Unbelievably it’s been a year since I’ve written up a recipe. That’s sad. Ah well- here is a tried and true favorite for my comeback.
Alice Medrich is brilliant and everyone should buy Bittersweet. Her recipe is super forgiving and I’ve made it easier (microwave rather than double boiler) and I’ve replaced APF with whole wheat pastry flour (nuttier and yummier and I’ve forgotten which blog recommended that substitution)With all due respect to the master, I like my recipe more.
Firstly- oven on at 325F
Second – chop 2/3 cup of walnuts to bits (as small as you’d like) and microwave them in 30 sec installments till you start smelling the oils. If you can smell them, they are toasted just enough. Let them cool
Third- melt 10 tbsp of butter in the microwave. Cover the bowl, the butter will sputter.

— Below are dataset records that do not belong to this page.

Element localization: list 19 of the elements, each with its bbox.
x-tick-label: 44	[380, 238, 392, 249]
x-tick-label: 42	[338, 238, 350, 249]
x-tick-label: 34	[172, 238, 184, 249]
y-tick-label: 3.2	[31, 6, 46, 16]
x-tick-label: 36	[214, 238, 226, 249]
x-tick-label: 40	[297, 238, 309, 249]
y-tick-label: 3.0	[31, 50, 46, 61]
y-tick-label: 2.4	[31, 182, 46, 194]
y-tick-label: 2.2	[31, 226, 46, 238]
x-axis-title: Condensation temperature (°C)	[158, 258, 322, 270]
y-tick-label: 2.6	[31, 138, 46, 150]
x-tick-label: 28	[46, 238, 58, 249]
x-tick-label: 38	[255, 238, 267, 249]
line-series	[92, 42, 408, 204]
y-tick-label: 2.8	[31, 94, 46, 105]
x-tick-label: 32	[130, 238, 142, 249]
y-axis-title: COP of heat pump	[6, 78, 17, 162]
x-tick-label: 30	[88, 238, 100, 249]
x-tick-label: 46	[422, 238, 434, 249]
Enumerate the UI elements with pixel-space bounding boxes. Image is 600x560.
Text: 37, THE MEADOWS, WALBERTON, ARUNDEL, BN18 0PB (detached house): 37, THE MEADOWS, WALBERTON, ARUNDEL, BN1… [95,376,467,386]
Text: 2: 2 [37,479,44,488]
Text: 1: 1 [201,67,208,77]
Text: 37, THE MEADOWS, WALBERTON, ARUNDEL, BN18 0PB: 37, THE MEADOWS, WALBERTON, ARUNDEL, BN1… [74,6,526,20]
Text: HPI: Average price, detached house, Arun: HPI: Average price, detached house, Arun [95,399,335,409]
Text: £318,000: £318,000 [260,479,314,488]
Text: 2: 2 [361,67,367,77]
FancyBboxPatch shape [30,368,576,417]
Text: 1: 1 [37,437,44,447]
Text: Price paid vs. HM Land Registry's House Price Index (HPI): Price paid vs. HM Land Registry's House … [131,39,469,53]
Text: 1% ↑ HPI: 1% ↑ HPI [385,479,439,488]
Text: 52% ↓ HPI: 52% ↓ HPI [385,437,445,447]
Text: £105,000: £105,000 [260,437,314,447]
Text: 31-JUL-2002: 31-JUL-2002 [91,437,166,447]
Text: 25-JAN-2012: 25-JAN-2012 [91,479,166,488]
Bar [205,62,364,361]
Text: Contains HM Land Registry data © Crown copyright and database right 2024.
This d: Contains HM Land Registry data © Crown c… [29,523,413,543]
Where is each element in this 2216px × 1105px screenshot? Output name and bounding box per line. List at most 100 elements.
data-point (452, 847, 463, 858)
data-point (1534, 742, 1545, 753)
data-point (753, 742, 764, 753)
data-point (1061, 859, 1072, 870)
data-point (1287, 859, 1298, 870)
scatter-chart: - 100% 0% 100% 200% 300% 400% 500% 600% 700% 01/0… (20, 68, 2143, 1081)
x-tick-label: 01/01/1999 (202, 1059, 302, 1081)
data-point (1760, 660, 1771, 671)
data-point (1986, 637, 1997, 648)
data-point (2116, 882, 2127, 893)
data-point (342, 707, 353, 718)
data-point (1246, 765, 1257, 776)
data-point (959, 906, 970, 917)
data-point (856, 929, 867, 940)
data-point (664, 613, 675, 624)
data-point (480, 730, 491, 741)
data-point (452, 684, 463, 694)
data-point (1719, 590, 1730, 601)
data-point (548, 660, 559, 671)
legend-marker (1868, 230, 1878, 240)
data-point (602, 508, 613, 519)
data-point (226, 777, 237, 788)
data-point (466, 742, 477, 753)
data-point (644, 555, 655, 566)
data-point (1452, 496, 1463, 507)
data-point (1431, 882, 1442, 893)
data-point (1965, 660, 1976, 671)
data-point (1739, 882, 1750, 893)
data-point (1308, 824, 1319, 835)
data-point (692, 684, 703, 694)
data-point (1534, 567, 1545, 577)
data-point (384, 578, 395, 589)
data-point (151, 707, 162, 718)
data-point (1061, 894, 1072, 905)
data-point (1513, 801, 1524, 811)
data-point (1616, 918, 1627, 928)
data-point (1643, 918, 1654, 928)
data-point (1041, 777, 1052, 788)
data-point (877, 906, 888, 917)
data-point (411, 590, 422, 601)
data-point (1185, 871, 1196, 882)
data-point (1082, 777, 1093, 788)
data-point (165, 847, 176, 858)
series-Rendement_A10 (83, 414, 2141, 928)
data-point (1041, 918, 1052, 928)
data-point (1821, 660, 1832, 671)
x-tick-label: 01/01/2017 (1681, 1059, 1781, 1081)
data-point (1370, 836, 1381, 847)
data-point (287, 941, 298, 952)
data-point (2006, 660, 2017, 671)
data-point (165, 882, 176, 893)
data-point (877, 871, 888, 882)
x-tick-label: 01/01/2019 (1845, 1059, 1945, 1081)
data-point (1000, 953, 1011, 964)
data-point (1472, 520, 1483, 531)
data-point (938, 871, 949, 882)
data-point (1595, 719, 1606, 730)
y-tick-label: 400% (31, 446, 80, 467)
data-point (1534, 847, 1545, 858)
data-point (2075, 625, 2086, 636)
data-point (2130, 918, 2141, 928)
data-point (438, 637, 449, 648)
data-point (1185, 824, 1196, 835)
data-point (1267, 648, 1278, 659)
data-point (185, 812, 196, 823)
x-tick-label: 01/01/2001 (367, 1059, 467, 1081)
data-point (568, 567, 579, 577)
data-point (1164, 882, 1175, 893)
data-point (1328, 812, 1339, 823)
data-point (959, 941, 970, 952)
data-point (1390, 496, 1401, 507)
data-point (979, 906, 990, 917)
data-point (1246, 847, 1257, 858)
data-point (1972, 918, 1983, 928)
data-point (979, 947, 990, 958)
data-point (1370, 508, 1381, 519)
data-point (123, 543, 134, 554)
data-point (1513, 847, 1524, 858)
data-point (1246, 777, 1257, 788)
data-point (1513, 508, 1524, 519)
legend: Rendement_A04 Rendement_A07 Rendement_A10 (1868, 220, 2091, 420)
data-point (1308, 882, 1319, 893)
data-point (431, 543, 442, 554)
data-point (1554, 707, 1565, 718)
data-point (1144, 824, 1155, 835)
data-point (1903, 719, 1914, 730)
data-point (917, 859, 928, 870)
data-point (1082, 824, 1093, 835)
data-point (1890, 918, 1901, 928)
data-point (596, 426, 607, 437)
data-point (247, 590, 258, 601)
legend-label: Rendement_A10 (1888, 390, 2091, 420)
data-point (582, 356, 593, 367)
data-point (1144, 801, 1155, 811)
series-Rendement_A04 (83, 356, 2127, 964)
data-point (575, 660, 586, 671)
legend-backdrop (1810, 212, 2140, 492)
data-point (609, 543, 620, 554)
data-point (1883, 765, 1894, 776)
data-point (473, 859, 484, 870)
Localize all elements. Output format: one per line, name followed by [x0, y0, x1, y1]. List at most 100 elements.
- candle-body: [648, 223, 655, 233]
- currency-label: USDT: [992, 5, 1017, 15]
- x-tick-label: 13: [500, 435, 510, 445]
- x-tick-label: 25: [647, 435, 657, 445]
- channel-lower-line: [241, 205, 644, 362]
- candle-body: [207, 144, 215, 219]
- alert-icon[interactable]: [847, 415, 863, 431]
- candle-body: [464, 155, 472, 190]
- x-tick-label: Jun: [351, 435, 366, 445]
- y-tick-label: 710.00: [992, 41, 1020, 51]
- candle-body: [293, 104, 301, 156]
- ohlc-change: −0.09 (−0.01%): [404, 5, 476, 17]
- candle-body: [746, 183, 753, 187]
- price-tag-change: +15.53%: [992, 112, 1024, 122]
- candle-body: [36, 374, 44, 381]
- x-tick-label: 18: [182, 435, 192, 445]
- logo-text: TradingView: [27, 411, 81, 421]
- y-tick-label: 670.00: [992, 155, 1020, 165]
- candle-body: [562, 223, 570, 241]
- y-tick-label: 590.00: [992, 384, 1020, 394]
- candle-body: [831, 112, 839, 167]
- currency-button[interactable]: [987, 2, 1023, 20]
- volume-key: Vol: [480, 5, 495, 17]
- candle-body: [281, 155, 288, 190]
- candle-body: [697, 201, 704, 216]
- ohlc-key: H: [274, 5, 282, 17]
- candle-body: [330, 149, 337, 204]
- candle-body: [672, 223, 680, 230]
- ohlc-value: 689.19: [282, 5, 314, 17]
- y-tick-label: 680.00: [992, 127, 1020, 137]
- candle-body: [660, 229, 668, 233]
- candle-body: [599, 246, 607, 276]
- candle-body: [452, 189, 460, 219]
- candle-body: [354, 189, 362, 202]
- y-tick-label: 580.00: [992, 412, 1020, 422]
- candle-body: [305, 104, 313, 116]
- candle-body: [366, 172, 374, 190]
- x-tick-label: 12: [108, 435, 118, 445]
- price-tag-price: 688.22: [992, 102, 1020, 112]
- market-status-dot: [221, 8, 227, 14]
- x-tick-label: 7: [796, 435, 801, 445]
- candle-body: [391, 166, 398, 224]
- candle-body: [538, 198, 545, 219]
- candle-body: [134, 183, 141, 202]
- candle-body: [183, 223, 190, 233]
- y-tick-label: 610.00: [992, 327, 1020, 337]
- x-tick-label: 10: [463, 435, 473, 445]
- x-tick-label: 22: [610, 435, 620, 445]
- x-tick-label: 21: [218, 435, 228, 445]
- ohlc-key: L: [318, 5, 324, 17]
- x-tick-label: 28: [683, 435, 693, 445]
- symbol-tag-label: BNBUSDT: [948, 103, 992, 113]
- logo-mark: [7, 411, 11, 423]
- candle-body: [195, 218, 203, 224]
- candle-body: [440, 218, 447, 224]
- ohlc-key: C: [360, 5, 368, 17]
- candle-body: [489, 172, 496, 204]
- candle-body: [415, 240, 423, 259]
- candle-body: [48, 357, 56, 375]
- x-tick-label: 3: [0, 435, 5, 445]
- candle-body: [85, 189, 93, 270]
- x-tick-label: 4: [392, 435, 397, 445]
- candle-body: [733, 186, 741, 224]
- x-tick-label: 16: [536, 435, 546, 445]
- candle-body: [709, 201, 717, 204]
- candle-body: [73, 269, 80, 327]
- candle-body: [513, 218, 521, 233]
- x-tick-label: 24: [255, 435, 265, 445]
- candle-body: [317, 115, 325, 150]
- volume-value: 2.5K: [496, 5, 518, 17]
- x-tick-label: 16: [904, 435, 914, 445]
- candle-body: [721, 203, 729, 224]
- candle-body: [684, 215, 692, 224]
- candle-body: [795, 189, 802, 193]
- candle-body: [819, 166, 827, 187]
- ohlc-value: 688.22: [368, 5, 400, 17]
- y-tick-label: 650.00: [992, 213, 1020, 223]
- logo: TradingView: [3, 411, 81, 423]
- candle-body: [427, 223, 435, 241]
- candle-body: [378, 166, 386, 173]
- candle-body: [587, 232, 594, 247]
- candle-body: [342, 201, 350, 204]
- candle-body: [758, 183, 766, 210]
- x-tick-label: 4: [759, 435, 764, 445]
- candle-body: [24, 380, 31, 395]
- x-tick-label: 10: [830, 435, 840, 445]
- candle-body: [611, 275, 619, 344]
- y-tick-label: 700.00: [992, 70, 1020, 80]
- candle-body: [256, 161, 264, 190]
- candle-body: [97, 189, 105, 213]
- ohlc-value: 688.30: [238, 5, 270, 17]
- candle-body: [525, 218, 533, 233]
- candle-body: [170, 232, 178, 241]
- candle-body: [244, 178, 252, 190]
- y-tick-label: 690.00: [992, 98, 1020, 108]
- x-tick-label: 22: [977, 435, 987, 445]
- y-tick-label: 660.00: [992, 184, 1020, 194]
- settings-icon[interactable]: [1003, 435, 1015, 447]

Add 3/4 cup and 2 tbsp of good dark cocoa (all kinds work but the more expensive ones will lead to a better brownie) and 1 1/4 cup of sugar and 1/2 tsp each of vanilla and salt. Mix well with a whisk. The original recipe calls for melting the butter in a double boiler and cooling the mixture but in my recipe we are now ready for the eggs. Add 2 large eggs and whisk them in – the grainy mixture should be nice and smooth now

Next add 1/2 cup of whole wheat pastry flour (the original calls for 1/2 cup of all purpose flour) and beat it in with a silicone spatula till no white remains. Alice recommends doing this 40 times. Add the walnuts and stir to mix. You’d remembered to prep an 8 inch pan right? Pour mixture into said pan.
Bake for 30 min and make sure the top has set. The whole wheat flour adds an extra 5 min to the bake. Bake an additional 5 min if you’d like your brownie firmer. We like ours fudgy.
Cut into tiny bites or larger pieces. These spread happiness wherever they go.